Soprattutto, credono nel potenziale energetico e minerario dell’Artico. Per Mosca, nell’Artico russo ci sarebbero risorse per quasi 30 trilioni di dollari. Questo spiega come mai il Cremlino stia cercando di rafforzare il dispositivo militare artico: dalla costruzione di ulteriori basi militari (ad es. a Tiksi, sul Mare di Laptev), alle nuove motoslitte con mitragliatrice. Certo, la debolezza dell’economia russa è un freno al riarmo: secondo gli analisti interpellati, la Flotta del Nord, pur temibile, sarebbe in declino.

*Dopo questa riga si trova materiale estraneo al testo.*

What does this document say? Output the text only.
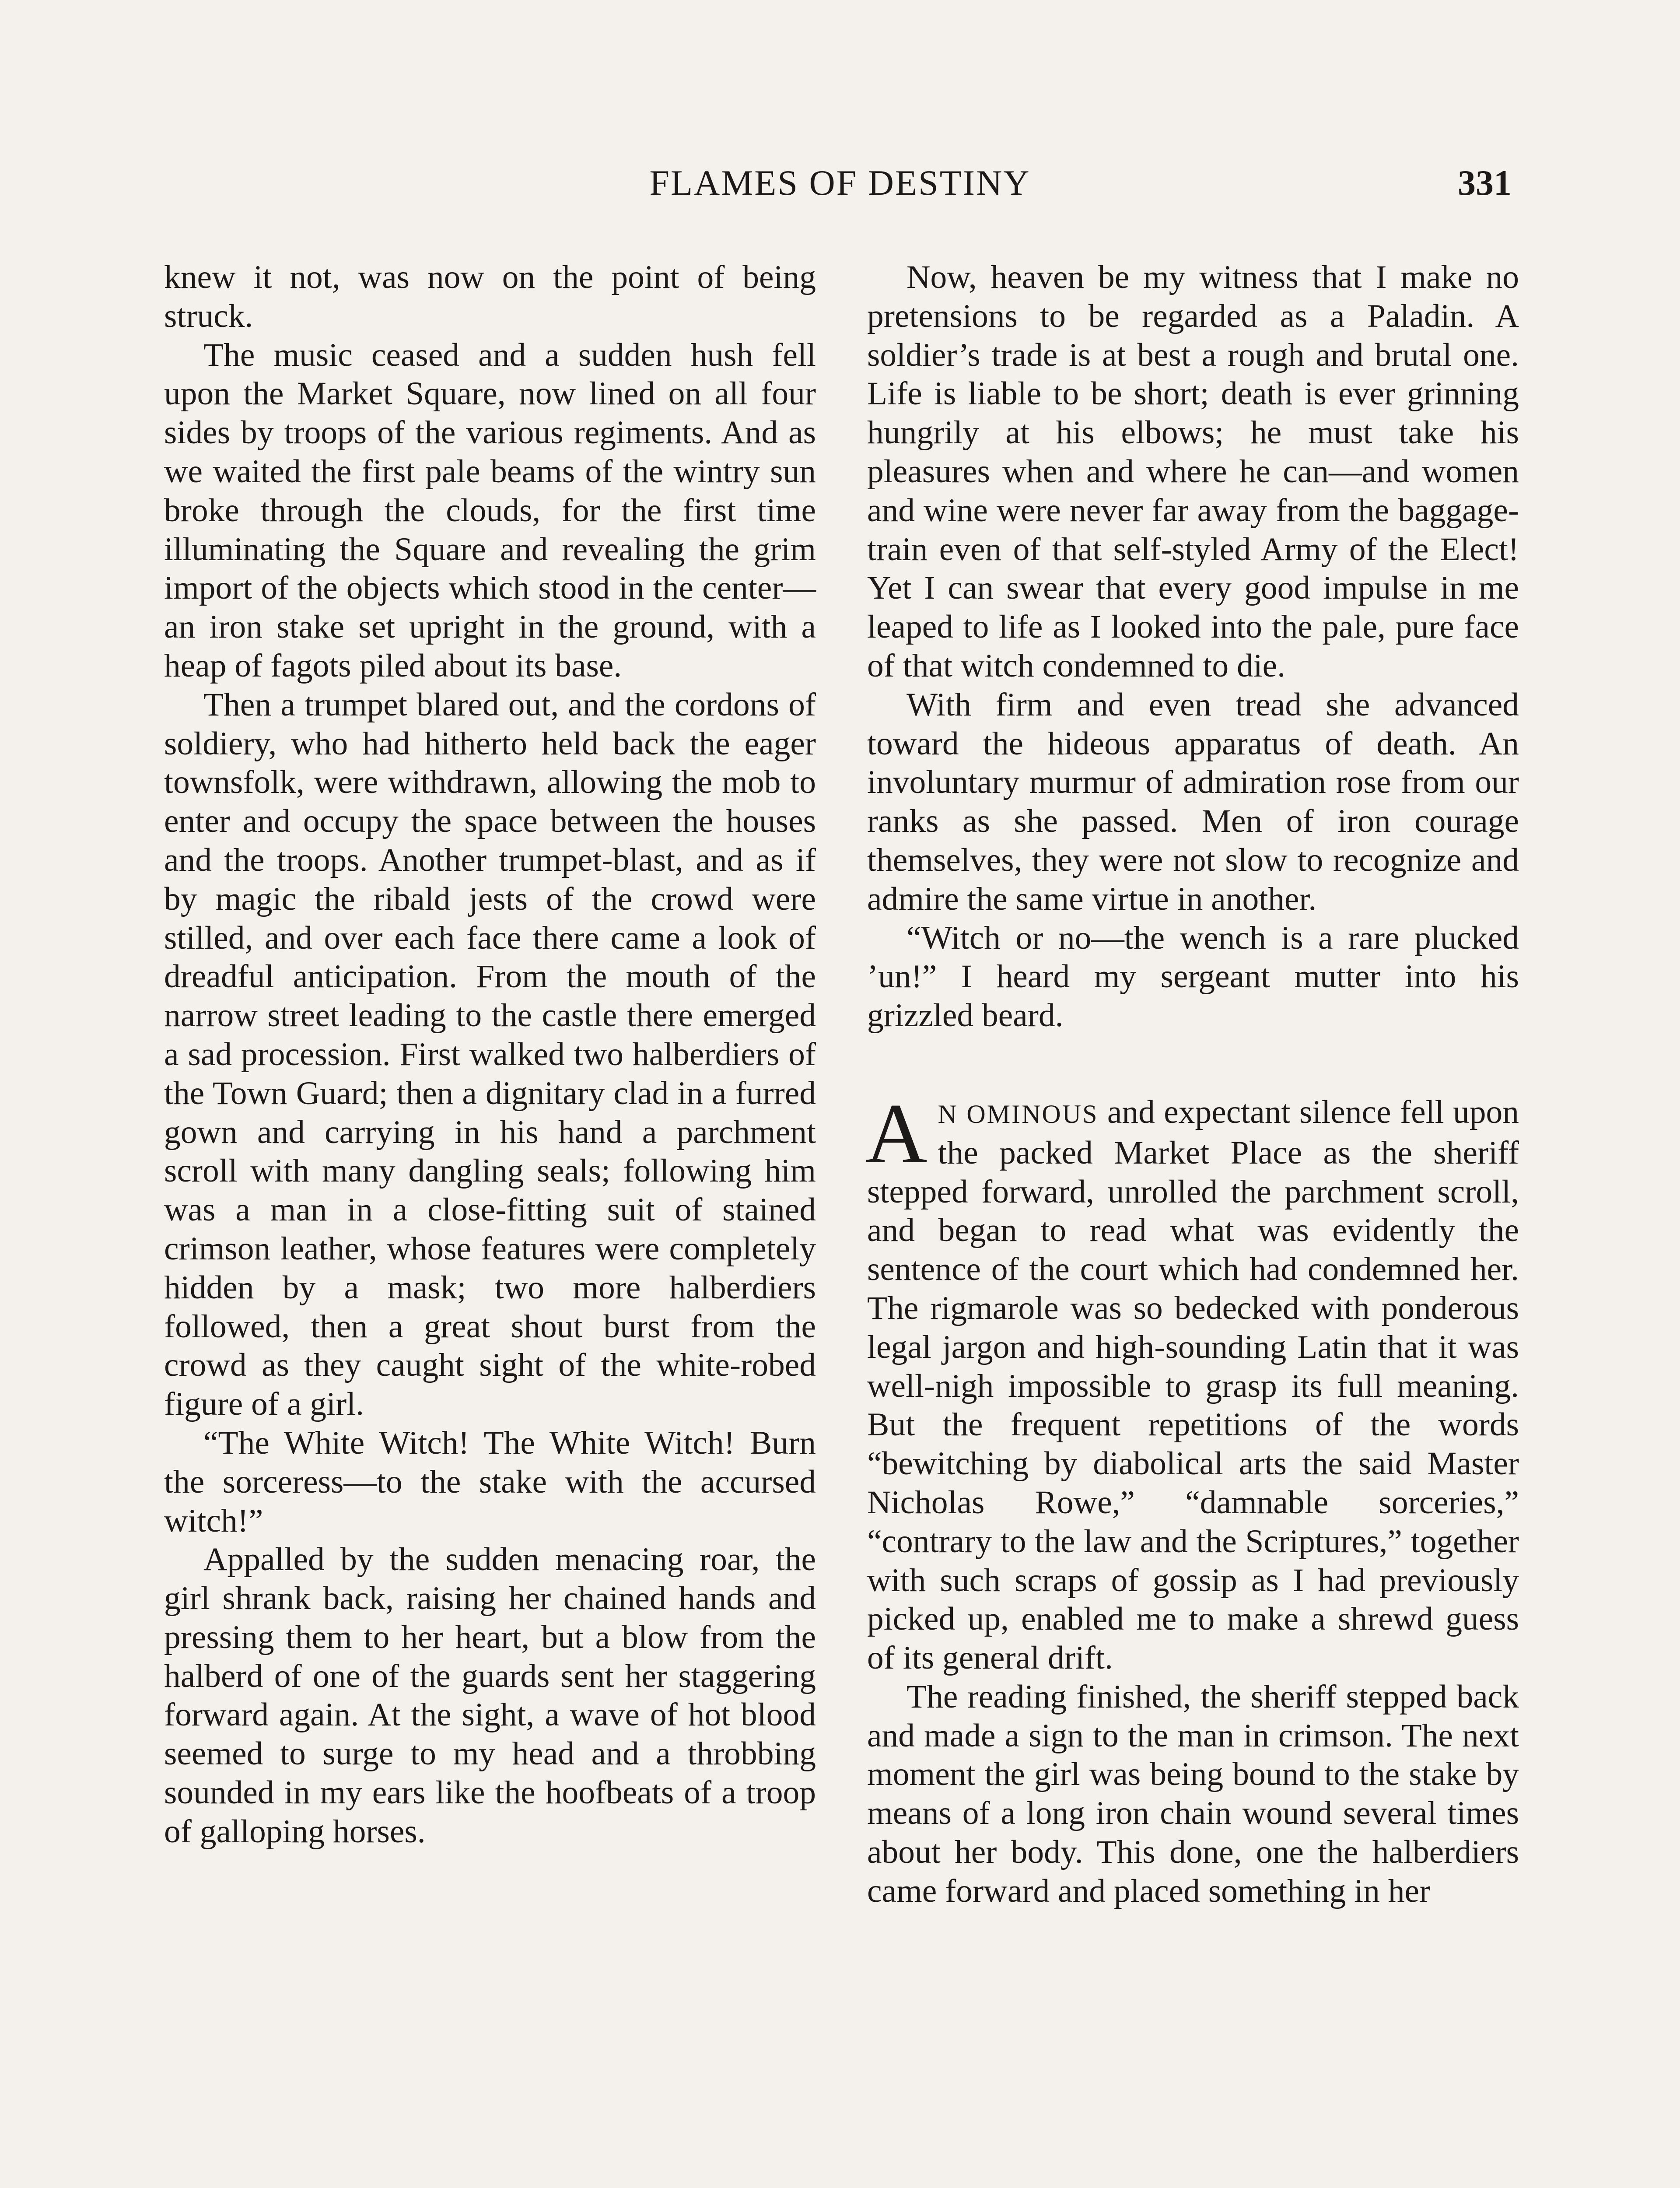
FLAMES OF DESTINY	331

knew it not, was now on the point of being struck.

The music ceased and a sudden hush fell upon the Market Square, now lined on all four sides by troops of the various regiments. And as we waited the first pale beams of the wintry sun broke through the clouds, for the first time illuminating the Square and revealing the grim import of the objects which stood in the center—an iron stake set upright in the ground, with a heap of fagots piled about its base.

Then a trumpet blared out, and the cordons of soldiery, who had hitherto held back the eager townsfolk, were withdrawn, allowing the mob to enter and occupy the space between the houses and the troops. Another trumpet-blast, and as if by magic the ribald jests of the crowd were stilled, and over each face there came a look of dreadful anticipation. From the mouth of the narrow street leading to the castle there emerged a sad procession. First walked two halberdiers of the Town Guard; then a dignitary clad in a furred gown and carrying in his hand a parchment scroll with many dangling seals; following him was a man in a close-fitting suit of stained crimson leather, whose features were completely hidden by a mask; two more halberdiers followed, then a great shout burst from the crowd as they caught sight of the white-robed figure of a girl.

“The White Witch! The White Witch! Burn the sorceress—to the stake with the accursed witch!”

Appalled by the sudden menacing roar, the girl shrank back, raising her chained hands and pressing them to her heart, but a blow from the halberd of one of the guards sent her staggering forward again. At the sight, a wave of hot blood seemed to surge to my head and a throbbing sounded in my ears like the hoofbeats of a troop of galloping horses.

Now, heaven be my witness that I make no pretensions to be regarded as a Paladin. A soldier’s trade is at best a rough and brutal one. Life is liable to be short; death is ever grinning hungrily at his elbows; he must take his pleasures when and where he can—and women and wine were never far away from the baggage-train even of that self-styled Army of the Elect! Yet I can swear that every good impulse in me leaped to life as I looked into the pale, pure face of that witch condemned to die.

With firm and even tread she advanced toward the hideous apparatus of death. An involuntary murmur of admiration rose from our ranks as she passed. Men of iron courage themselves, they were not slow to recognize and admire the same virtue in another.

“Witch or no—the wench is a rare plucked ’un!” I heard my sergeant mutter into his grizzled beard.

A N OMINOUS and expectant silence fell upon the packed Market Place as the sheriff stepped forward, unrolled the parchment scroll, and began to read what was evidently the sentence of the court which had condemned her. The rigmarole was so bedecked with ponderous legal jargon and high-sounding Latin that it was well-nigh impossible to grasp its full meaning. But the frequent repetitions of the words “bewitching by diabolical arts the said Master Nicholas Rowe,” “damnable sorceries,” “contrary to the law and the Scriptures,” together with such scraps of gossip as I had previously picked up, enabled me to make a shrewd guess of its general drift.

The reading finished, the sheriff stepped back and made a sign to the man in crimson. The next moment the girl was being bound to the stake by means of a long iron chain wound several times about her body. This done, one the halberdiers came forward and placed something in her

In passato l’assertività russa nell’area ha fatto storcere il naso a molti, in Occidente. Specie al Canada. Frédéric Lasserre, direttore del Consiglio quebecchese di studi geopolitici, spiega: «le priorità canadesi per l’Artico sono due: sostenere le proprie rivendicazioni sul Passaggio a Nordovest come acque interne; promuovere lo sviluppo delle comunità inuit e una forte partnership con il Nunavut e i Territori del Nord-Ovest. Ciò implica dare più voce in capitolo alle comunità locali per quanto concerne la regolazione della pesca, lo sfruttamento delle risorse naturali, il trasporto via mare».
Il supporto alle culture indigene è un dovere morale, ma anche un modo per consolidare la presenza canadese in regioni complesse. Basti pensare che nel Nunavut, su una popolazione di 37mila persone sparpagliate in un territorio grande quasi sette volte l’Italia, oltre 31mila sono inuit. Rispetto a russi e scandinavi, i canadesi investono meno nel loro estremo nord. Per fortuna di Ottawa, la corsa all’Artico è meno drammatica di quanto si pensi. Per il professor Lasserre, «la competizione tra le potenze nell’area è ampiamente per scena, almeno per ora».
Prevale la cooperazione, specialmente in ambito scientifico e ambientale. Alcune cancellerie, però, sono preoccupate. È il caso del Regno Unito, che secondo il Governo britannico «non è uno Stato artico, ma è il più prossimo vicino dell’Artico». Londra gradisce poco l’impennata di attività sottomarine russe nell’Atlantico del Nord: livelli, dicono, quasi da Guerra Fredda. Per Klaus Dodds, professore di geopolitica alla Royal Holloway, Università di Londra, «la politica artica del Regno Unito è guidata da due elementi. Il primo, il quadro politico artico Beyond the Ice, che sottolinea il ruolo che il Paese dovrebbe giocare in campi di interesse quali il commercio, lo sviluppo delle risorse, la scienza e la governance». Il secondo, una strategia britannica di difesa artica che «appoggerà una cooperazione militare più stretta con partner Nato come la Norvegia, gli Usa e i Paesi Bassi».
Nel corso dell’anno la RAF dovrebbe inviare quattro caccia Eurofighter Typhoon in Islanda. Non è un unicum. Negli ultimi anni anche Paesi come l’Italia, la Norvegia, la Danimarca e la Germania hanno mandato aerei nei cieli islandesi. In Occidente si teme anche il dinamismo economico di Pechino. Nel 2018 è scoppiato un mezzo caso internazionale quando si è saputo che un’azienda cinese voleva partecipare al potenziamento del sistema aeroportuale della Groenlandia. Perché nell’Artico si coopera, ma non troppo. L’Artico, appunto, è un paradosso.